XI
Brown to Our Prisoners

AFTER mutual congratulations over the bloodless and happy conclusion of the adventure, we set our friends down with us to eat the interrupted breakfast, to which they were prepared to do ample justice. They had ridden all night, some forty or fifty miles, in pursuit of the enemy,—had ridden all night, without rest or food, from the time they left us, at dusk of evening, till they surprised us that morning with their dauntless charge.

Another incident in connection with the events described it seems fitting to mention, as affording a very interesting side-glance at the character of our hero. After the meal, Captain Brown was asked by our officers to give a talk to the prisoners taken the day before, who were now drawn up in line for parole. He responded without an instant's hesitation or a moment to think what he should say.

He spoke to them in a plain, simple, unpretentious way, but with a directness, a force, and an eloquence withal, which doubtless wonderfully impressed those addressed, as certainly it held spell-bound all others who listened.

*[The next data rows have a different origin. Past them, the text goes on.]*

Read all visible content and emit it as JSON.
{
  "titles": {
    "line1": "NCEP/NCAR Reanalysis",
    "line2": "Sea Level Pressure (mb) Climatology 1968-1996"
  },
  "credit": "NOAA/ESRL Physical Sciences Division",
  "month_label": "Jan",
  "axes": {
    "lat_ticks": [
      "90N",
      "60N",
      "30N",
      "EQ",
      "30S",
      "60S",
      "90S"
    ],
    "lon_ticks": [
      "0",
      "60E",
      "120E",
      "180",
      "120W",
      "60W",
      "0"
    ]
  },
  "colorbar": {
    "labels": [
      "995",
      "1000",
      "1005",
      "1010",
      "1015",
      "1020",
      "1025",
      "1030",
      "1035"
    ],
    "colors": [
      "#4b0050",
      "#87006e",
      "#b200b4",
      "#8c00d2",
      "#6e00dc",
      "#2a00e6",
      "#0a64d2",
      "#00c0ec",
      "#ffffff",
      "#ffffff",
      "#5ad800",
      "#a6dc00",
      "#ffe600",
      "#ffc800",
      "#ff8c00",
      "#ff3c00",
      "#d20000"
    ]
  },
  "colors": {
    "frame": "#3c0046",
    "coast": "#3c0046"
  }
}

Such vivid and indelible impression did this speech of Brown make on the mind of the present writer that, even after the lapse of these many years, he is able to reproduce it, not only in substance, but almost word for word; and he has no doubt of its exceptional character. Perhaps it was second only to that immortal address which the hero made three years later to the court at his trial in Virginia, which Emerson pronounced one of the three most remarkable addresses in the world.

On the latter occasion, however, instead of a few plain, simple, rough and ready, but intensely admiring followers, he had almost the whole civilized world eagerly to hear and sacredly to preserve his utterance.

Brown's speech to the prisoners was probably not over five minutes long in its delivery, but it lasted those forty trembling men a lifetime. It was not known that one of them ever afterward ventured over the Missouri border into the Kansas territory.

The address was as follows:

"Men of Missouri, one of your number has asked to see John Brown. Here he is. Look at him, and hereafter remember that he is the enemy of all evil-doers.

"And what of you yourselves, men! You are from a neighboring State. What are you here for? You are invaders of this territory,—and for evil purposes, you know as well as we know. You have been killing our men, terrorizing our women and children, and destroying our property,—houses, crops, and animals. So you stand here as criminals.